@U09PU2K1G7J can you guys take this over? My strong suspicion is that there’s a domain mismatch between the allowed_origins and the actual domain on the page, but I’m not positive.
is there any way to check the logs of the requests on my side?
What we have confirmed in production is:
The failing browser origin is https://platform.nexus-solutions-lab.com
The token is being created with allowed_origins that include that exact origin
We also tested with a temporary hardcoded single-origin token using only that exact domain, to eliminate any ambiguity around multiple origins
• Token creation succeeds, but the browser request to the Connect components endpoint still fails with missing Access-Control-Allow-Origin
So at this point, unless there is some additional domain normalization rule on your side that we are missing, it does not appear to be a simple mismatch between the page domain and allowed_origins.
Could you please verify how CORS is being applied on the components endpoint for Connect tokens, especially for browser preflight / GET requests?
Hi , are you calling the /v1/connect/{project_id}/components/{component_slug} endpoint directly from the browser in your frontend application, or are you using the official @pipedream/sdk/browser or @pipedream/connect-react client?

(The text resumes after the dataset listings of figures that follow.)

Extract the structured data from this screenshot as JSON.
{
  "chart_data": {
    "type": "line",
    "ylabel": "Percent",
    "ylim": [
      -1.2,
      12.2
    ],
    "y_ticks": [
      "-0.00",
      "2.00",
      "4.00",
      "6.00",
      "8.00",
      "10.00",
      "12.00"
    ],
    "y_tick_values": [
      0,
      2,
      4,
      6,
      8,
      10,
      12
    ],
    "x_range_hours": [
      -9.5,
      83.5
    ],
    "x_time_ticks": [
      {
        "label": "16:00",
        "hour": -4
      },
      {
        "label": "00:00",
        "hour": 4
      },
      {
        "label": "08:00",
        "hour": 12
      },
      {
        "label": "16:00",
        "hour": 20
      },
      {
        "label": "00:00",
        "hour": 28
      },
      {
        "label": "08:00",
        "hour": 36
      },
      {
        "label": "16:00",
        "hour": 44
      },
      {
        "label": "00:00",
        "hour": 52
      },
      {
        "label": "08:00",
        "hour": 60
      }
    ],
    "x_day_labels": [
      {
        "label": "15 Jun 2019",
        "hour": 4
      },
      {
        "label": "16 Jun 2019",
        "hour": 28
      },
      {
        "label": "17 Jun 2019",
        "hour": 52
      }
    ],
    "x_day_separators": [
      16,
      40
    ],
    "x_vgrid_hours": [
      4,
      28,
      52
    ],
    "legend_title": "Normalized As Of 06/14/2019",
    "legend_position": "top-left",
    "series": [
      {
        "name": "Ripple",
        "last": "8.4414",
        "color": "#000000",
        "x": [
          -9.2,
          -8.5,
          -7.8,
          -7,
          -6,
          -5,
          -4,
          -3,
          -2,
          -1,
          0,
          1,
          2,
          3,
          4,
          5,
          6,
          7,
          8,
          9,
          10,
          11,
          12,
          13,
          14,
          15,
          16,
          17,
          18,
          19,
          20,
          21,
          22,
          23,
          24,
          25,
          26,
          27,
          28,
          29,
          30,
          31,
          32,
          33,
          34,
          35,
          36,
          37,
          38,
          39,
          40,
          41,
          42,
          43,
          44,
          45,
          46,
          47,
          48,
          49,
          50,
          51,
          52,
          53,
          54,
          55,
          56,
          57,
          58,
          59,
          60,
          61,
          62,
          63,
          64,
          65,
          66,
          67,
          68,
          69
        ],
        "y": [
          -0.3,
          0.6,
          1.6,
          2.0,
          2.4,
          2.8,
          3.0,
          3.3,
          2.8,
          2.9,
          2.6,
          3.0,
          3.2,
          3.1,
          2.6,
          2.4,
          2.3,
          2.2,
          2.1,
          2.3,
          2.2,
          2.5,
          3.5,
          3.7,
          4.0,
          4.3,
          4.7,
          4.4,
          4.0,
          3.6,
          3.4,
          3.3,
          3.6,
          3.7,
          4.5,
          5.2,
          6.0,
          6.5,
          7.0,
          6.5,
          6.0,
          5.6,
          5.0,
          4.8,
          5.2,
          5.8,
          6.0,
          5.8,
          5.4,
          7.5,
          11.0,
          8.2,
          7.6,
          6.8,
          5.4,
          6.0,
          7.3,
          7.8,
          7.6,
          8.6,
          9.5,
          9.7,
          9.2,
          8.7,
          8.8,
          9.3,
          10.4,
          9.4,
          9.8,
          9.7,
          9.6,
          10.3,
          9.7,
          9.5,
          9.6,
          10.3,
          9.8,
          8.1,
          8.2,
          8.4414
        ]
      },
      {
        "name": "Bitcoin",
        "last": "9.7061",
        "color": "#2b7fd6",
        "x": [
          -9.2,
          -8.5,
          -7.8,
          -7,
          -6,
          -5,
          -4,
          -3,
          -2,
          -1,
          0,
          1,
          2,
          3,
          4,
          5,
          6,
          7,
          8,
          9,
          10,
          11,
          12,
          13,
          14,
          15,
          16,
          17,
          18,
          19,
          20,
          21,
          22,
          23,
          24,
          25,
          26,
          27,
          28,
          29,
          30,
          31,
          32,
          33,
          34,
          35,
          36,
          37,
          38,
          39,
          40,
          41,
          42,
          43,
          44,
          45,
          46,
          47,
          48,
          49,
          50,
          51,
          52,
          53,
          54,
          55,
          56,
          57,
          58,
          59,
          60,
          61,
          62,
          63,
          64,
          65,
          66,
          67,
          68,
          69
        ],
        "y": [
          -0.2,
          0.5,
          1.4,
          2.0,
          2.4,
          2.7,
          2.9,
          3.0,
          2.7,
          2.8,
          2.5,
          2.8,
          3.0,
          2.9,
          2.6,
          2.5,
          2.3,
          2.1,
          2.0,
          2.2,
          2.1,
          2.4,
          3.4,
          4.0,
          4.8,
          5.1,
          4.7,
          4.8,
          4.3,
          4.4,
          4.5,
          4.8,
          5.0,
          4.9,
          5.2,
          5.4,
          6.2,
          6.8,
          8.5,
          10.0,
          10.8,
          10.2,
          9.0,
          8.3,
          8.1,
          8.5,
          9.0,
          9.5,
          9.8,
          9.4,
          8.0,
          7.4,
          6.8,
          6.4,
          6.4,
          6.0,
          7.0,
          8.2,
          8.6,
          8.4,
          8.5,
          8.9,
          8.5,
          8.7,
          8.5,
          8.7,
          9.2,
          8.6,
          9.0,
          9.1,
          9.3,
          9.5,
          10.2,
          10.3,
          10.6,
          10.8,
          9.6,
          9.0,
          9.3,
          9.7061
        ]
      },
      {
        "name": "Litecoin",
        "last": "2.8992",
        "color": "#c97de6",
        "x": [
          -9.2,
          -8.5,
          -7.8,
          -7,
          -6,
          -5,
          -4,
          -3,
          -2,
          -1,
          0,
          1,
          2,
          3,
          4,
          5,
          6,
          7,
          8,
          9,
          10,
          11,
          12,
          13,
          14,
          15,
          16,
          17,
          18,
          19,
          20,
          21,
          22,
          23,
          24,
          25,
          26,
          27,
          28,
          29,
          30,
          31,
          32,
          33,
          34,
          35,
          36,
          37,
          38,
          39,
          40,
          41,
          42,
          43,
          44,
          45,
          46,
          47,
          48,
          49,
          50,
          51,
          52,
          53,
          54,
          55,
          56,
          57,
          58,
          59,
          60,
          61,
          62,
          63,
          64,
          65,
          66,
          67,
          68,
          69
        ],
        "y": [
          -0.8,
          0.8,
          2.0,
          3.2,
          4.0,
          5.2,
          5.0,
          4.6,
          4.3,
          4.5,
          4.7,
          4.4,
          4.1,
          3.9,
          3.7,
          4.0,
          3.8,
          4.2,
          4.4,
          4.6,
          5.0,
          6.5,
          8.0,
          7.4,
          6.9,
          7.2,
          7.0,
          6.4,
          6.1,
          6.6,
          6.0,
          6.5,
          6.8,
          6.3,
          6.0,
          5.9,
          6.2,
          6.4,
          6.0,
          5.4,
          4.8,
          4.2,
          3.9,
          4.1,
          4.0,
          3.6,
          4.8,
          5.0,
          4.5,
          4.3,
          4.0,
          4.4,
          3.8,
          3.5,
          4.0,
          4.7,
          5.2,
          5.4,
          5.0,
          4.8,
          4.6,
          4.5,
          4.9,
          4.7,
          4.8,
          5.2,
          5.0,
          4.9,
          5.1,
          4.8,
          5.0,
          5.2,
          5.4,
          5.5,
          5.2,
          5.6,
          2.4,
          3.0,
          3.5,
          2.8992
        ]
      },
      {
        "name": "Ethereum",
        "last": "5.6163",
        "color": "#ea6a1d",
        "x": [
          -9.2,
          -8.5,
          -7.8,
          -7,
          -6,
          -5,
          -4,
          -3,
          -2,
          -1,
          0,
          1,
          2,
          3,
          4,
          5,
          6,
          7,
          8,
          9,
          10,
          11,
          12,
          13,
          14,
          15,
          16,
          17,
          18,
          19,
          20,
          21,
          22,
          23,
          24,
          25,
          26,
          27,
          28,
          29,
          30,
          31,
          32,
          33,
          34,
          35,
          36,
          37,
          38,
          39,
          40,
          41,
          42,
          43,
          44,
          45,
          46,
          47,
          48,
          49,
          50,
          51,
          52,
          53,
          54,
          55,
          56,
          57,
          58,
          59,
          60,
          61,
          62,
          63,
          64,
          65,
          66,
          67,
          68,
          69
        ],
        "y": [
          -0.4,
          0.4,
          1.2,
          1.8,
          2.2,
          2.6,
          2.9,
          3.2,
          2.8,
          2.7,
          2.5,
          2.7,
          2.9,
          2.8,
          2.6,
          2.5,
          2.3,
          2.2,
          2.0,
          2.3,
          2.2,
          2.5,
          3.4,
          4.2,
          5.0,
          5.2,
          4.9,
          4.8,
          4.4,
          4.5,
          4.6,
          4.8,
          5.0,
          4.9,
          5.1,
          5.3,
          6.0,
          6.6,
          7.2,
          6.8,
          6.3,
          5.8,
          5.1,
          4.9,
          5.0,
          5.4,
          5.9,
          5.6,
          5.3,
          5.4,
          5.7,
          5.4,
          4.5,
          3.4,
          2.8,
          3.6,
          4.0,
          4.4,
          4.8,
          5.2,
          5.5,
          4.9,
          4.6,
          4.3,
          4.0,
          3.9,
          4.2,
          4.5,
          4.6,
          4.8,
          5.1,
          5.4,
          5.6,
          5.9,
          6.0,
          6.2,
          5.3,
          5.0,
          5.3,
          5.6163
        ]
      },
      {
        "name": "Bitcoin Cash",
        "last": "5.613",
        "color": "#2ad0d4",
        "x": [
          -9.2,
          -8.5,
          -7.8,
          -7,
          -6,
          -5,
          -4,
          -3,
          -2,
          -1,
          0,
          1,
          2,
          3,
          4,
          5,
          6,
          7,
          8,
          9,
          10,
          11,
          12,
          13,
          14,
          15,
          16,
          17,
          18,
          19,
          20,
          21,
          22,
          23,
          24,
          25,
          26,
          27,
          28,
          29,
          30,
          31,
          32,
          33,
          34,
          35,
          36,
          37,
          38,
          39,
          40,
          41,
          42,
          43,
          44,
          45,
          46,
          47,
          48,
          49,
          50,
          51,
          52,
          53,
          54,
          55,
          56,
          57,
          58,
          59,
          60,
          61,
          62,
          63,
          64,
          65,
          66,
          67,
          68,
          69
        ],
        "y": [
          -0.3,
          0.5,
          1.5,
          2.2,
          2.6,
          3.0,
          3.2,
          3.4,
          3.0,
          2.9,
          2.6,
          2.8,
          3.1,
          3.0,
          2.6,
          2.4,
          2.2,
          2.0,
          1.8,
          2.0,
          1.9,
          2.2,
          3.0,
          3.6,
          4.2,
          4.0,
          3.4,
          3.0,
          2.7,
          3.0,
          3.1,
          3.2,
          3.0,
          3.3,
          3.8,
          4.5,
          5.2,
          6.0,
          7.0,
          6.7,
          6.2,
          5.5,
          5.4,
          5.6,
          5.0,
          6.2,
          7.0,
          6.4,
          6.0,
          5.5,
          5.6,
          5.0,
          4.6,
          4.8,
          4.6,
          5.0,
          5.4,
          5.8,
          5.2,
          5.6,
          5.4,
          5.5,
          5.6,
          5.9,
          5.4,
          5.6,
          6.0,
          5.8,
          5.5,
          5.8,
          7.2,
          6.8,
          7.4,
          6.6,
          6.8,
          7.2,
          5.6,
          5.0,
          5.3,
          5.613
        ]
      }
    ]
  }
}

Hi Maycon — we are using the official frontend client flow
Specifically:
• @pipedream/connect-react: 2.7.2
• @pipedream/sdk: 2.3.5
I see. I tested this call through the Demo App and everything is working correctly on our side. Could you share how this request is being made in your frontend code? You can send it to me via DM if you prefer.
Solved
Root cause was that the Connect token was being created with static allowed_origins from backend config instead of the real current page origin. I changed the flow so the Next BFF extracts the trusted request origin (Origin / Referer) and sends it to the backend, and the backend now gives priority to that dynamic allowed_origins when creating the token. I also removed the old temporary proxy workaround.